In 2007, what came to be called the prairie dog statement laid out the CDOT general attitude toward the prairie dog, Lawler said.

“We weren’t going to eradicate them,” Lawler said. “Our stewardship of the environment calls for preserving natural environment.”

Two years later, the agency’s early approach to the situation became policy.

“We needed a protocol as we saw the prairie dog being pushed around by development and losing terrain for shelter and forage,” Lawler said. “The policy was specific to our projects.

“We weren’t willing to blade them, entomb them alive,” Lawler said. “That would have flown in the face of our environmental stewardship.”

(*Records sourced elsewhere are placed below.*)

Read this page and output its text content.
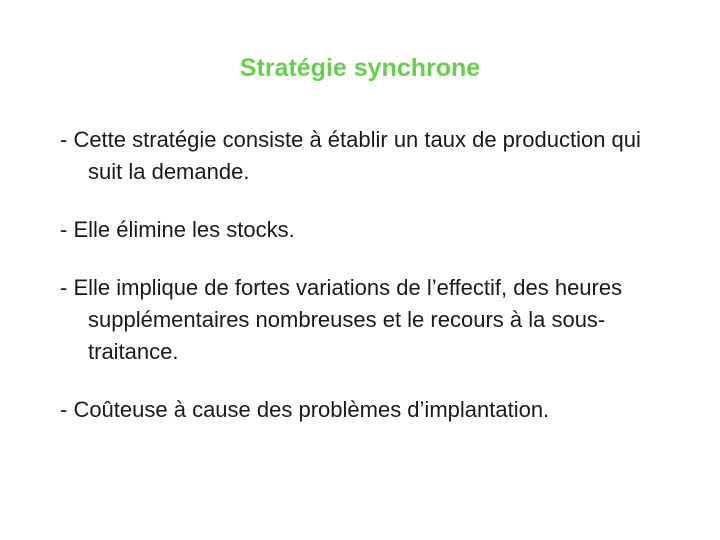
Stratégie synchrone
- Cette stratégie consiste à établir un taux de production qui suit la demande.
- Elle élimine les stocks.
- Elle implique de fortes variations de l’effectif, des heures supplémentaires nombreuses et le recours à la sous-traitance.
- Coûteuse à cause des problèmes d’implantation.
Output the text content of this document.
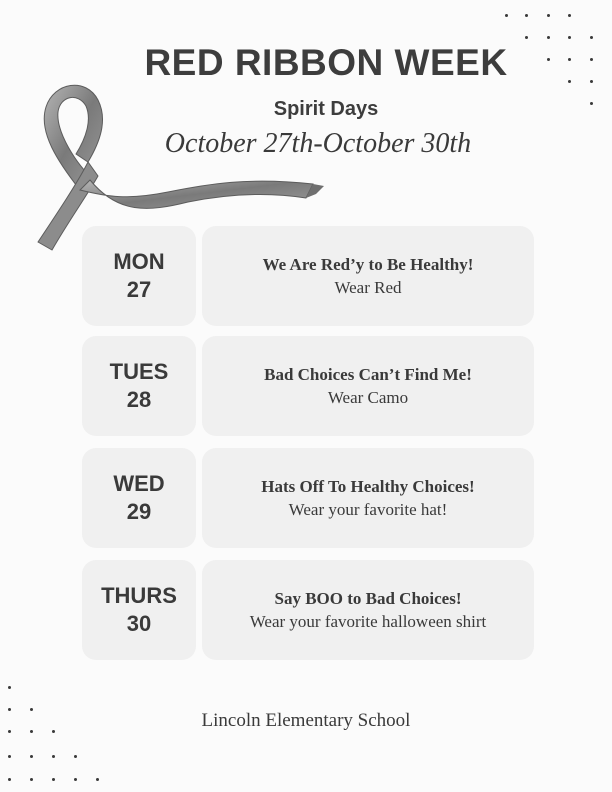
RED RIBBON WEEK
Spirit Days

October 27th-October 30th

MON
27
We Are Red’y to Be Healthy!
Wear Red
TUES
28
Bad Choices Can’t Find Me!
Wear Camo
WED
29
Hats Off To Healthy Choices!
Wear your favorite hat!
THURS
30
Say BOO to Bad Choices!
Wear your favorite halloween shirt

Lincoln Elementary School
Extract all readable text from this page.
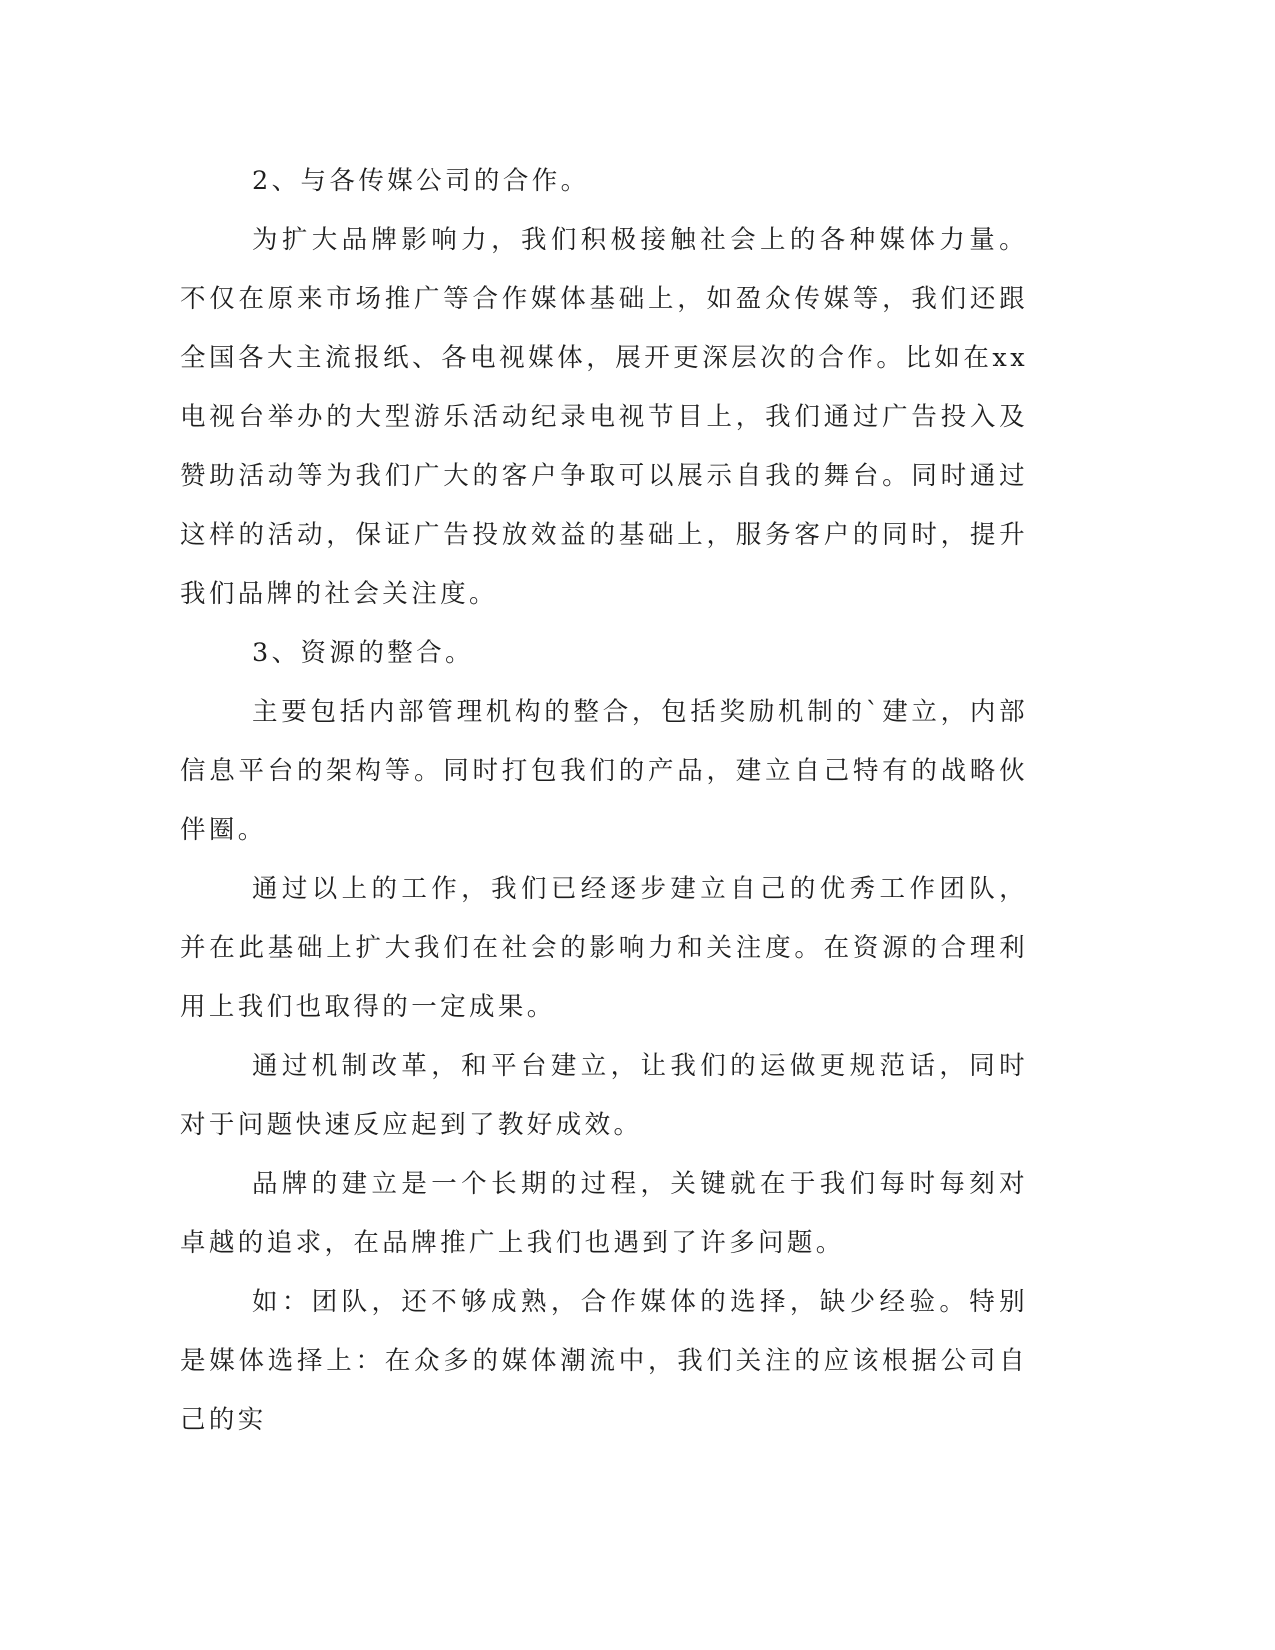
2、与各传媒公司的合作。

为扩大品牌影响力，我们积极接触社会上的各种媒体力量。不仅在原来市场推广等合作媒体基础上，如盈众传媒等，我们还跟全国各大主流报纸、各电视媒体，展开更深层次的合作。比如在xx电视台举办的大型游乐活动纪录电视节目上，我们通过广告投入及赞助活动等为我们广大的客户争取可以展示自我的舞台。同时通过这样的活动，保证广告投放效益的基础上，服务客户的同时，提升我们品牌的社会关注度。

3、资源的整合。

主要包括内部管理机构的整合，包括奖励机制的`建立，内部信息平台的架构等。同时打包我们的产品，建立自己特有的战略伙伴圈。

通过以上的工作，我们已经逐步建立自己的优秀工作团队，并在此基础上扩大我们在社会的影响力和关注度。在资源的合理利用上我们也取得的一定成果。

通过机制改革，和平台建立，让我们的运做更规范话，同时对于问题快速反应起到了教好成效。

品牌的建立是一个长期的过程，关键就在于我们每时每刻对卓越的追求，在品牌推广上我们也遇到了许多问题。

如：团队，还不够成熟，合作媒体的选择，缺少经验。特别是媒体选择上：在众多的媒体潮流中，我们关注的应该根据公司自己的实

Now, at project sites, black silt fencing made of a synthetic fabric used in erosion control is stretched around the perimeter of a prairie dog town.

Prairie dogs respect the limits because they like to see where they’re going, Lawler said. Since they can’t see through the silt fencing, they tend to stay put, he said.

Instead of fencing off prairie dog towns, CDOT encourages prairie dogs to relocate by manually collapsing their burrows.

“We try to keep prairie dogs in an area,” Lawler said. “But they can’t upset our projects.”

CDOT advises private landowners adjacent to agency rights-of-way on ways to control prairie dogs, Lawler said. If property owners have a special-use permit to work from a CDOT right-of-way, they must follow control techniques approved by Colorado Parks and Wildlife, he said.

CPW tries to prevent federal listing of prairie dogs because federal oversight brings multiple regulations and costs.